Having spent a fair chunk of my blogging time yesterday talking about rating scales, this Financial Times piece came as an eye-opener.
“Practice does not help. Neither, surprisingly, does varying the gaps in the scale: it’s no easier to distinguish five sounds between “very loud” and “very quiet” than between “fairly loud” and “fairly quiet”. Some people have perfect pitch and can transcend these limits when it comes to musical tones, but there seem to be few other exceptions. No wonder so many reviews use a scale of one to five stars.”
If true this would not only explain why so many reviews use a scale of one to five stars, but why – when presented with a wider scale – reviewers tend to cluster in the middle or at one end of it. Sadly the FT is somewhat vague about citing its sources in this piece.

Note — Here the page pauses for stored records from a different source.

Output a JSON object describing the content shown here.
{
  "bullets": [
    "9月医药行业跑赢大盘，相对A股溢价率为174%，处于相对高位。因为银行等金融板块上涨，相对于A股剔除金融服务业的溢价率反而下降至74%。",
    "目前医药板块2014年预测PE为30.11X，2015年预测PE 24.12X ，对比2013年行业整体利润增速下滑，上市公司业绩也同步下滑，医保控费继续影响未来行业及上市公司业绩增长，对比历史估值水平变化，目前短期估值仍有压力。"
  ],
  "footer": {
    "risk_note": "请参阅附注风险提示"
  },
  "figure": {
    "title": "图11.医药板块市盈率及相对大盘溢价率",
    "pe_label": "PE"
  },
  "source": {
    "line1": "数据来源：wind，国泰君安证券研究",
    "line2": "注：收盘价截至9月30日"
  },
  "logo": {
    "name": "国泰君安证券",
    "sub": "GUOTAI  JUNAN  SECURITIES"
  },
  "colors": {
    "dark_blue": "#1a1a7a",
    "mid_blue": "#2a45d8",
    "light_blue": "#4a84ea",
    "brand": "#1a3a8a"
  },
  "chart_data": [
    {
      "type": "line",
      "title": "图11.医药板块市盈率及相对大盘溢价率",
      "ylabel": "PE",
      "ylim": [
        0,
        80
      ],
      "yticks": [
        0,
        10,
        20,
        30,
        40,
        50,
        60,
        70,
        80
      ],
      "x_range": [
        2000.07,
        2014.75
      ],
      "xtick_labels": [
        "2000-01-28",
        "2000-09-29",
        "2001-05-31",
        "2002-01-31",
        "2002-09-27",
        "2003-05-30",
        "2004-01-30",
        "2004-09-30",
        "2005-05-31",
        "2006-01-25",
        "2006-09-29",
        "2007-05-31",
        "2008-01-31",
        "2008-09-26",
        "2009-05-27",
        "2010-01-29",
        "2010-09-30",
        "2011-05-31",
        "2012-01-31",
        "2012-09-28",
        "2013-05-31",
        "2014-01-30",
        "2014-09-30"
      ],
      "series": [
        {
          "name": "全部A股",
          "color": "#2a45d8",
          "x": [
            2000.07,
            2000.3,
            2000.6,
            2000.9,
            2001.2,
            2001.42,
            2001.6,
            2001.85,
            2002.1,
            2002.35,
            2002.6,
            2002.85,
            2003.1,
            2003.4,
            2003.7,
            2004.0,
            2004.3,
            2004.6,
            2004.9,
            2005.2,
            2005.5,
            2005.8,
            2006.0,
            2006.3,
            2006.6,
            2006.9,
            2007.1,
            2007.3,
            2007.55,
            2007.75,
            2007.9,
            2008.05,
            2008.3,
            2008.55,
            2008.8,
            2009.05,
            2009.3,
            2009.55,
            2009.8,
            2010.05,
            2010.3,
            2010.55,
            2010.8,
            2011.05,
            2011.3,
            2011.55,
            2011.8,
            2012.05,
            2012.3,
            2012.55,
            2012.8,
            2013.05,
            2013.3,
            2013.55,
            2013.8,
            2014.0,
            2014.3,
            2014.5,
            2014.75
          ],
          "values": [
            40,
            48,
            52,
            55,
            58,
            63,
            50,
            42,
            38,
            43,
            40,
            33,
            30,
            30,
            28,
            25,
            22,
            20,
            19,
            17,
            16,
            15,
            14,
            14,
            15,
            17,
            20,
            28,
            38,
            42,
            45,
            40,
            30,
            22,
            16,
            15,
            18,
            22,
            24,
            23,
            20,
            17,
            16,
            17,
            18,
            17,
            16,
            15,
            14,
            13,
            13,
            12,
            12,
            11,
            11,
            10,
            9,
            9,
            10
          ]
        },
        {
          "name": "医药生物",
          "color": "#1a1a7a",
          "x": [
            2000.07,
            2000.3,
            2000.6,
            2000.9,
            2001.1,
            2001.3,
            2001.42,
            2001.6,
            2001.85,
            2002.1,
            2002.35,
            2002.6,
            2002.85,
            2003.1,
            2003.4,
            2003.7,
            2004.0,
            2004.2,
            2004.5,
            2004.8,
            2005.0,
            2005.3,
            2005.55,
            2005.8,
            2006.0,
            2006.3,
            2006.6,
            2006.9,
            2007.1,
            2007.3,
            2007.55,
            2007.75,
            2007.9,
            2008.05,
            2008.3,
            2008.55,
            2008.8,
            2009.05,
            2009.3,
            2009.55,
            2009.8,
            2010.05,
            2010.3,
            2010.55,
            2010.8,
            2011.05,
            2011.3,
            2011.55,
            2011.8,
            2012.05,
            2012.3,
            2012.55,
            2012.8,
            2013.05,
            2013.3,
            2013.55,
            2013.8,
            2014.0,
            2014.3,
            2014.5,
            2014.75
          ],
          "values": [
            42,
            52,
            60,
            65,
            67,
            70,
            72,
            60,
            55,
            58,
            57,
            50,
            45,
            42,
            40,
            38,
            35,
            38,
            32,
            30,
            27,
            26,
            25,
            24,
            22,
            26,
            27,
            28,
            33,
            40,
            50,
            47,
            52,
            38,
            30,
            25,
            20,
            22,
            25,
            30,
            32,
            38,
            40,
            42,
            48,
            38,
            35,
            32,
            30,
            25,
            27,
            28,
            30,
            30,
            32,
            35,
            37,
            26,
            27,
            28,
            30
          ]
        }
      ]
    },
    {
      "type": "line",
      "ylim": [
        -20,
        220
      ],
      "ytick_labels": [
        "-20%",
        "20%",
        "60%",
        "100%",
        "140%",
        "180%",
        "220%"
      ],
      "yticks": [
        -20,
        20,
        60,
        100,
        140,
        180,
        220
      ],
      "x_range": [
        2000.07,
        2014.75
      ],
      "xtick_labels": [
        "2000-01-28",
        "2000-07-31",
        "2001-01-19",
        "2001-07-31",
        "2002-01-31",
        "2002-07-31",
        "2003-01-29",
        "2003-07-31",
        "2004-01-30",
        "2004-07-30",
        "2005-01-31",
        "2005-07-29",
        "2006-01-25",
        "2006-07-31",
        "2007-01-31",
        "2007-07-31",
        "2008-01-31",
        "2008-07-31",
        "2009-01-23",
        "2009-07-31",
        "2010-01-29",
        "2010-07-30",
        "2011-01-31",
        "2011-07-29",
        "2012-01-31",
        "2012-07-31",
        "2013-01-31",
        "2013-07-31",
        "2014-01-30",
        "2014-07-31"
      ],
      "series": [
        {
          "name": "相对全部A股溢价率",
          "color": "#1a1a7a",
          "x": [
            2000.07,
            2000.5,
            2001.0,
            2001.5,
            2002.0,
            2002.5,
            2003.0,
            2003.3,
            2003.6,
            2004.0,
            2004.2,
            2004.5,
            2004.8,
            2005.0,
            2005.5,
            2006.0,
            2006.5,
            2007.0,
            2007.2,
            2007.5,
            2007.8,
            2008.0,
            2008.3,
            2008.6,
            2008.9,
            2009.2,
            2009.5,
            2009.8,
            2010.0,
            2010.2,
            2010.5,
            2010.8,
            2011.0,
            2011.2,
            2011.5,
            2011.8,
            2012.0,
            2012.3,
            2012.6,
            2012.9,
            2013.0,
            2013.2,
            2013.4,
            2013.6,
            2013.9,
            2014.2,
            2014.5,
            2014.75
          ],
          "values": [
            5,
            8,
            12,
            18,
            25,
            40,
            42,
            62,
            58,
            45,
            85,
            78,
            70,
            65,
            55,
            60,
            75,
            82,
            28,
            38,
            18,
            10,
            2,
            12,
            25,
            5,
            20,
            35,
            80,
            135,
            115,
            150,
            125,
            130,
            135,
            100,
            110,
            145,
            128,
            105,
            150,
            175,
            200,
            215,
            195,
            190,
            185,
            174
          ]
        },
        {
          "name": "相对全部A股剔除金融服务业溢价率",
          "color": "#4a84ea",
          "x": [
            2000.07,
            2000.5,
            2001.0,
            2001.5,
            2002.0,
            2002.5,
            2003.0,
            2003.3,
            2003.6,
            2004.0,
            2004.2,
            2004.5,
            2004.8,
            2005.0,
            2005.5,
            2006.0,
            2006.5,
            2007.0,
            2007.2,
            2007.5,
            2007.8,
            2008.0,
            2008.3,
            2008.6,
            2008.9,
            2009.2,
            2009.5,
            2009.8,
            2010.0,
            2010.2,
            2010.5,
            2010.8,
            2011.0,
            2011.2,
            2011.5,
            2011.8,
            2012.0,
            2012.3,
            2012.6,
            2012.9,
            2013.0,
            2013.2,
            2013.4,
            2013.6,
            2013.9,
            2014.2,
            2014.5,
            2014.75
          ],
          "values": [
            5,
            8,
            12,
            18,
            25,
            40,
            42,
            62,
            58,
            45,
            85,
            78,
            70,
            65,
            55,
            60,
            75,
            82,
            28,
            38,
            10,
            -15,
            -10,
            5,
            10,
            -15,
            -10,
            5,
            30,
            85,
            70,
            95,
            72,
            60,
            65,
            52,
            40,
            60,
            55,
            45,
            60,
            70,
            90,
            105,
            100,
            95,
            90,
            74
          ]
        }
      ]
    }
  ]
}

Here is my own experiential contribution to scale research – which bears this out to some extent. On Popular, as you know, I have a 1 to 10 scale, and there’s a fair amount of discrimination within it. But my internal method of alloting marks tends to be:
1. Go on instinct whether a record is good (6-10) or not good (1-5).
2. Discriminate within those ranges.
So I’m still using the five-degrees rule, I’m just chunking records into subcategories before applying it. This is also what I do when ordering end-of-year lists by the way (yes, we’re getting deep into Hornby territory here!): I put everything into 4 or 5 baskets, then sort within each basket until I get granularity.
I suspect this is an iterative process – i.e. the Pitchfork 101 point scale LOOKS ridiculous, but not if the reviewers use a series of decisions to differentiate. Is this good Y/N? Is it a 6/7/8/9/10? Is it a high or low 7? Is it 7.1 7.2 7.3? OK, it’s still ridiculous. I love using it though!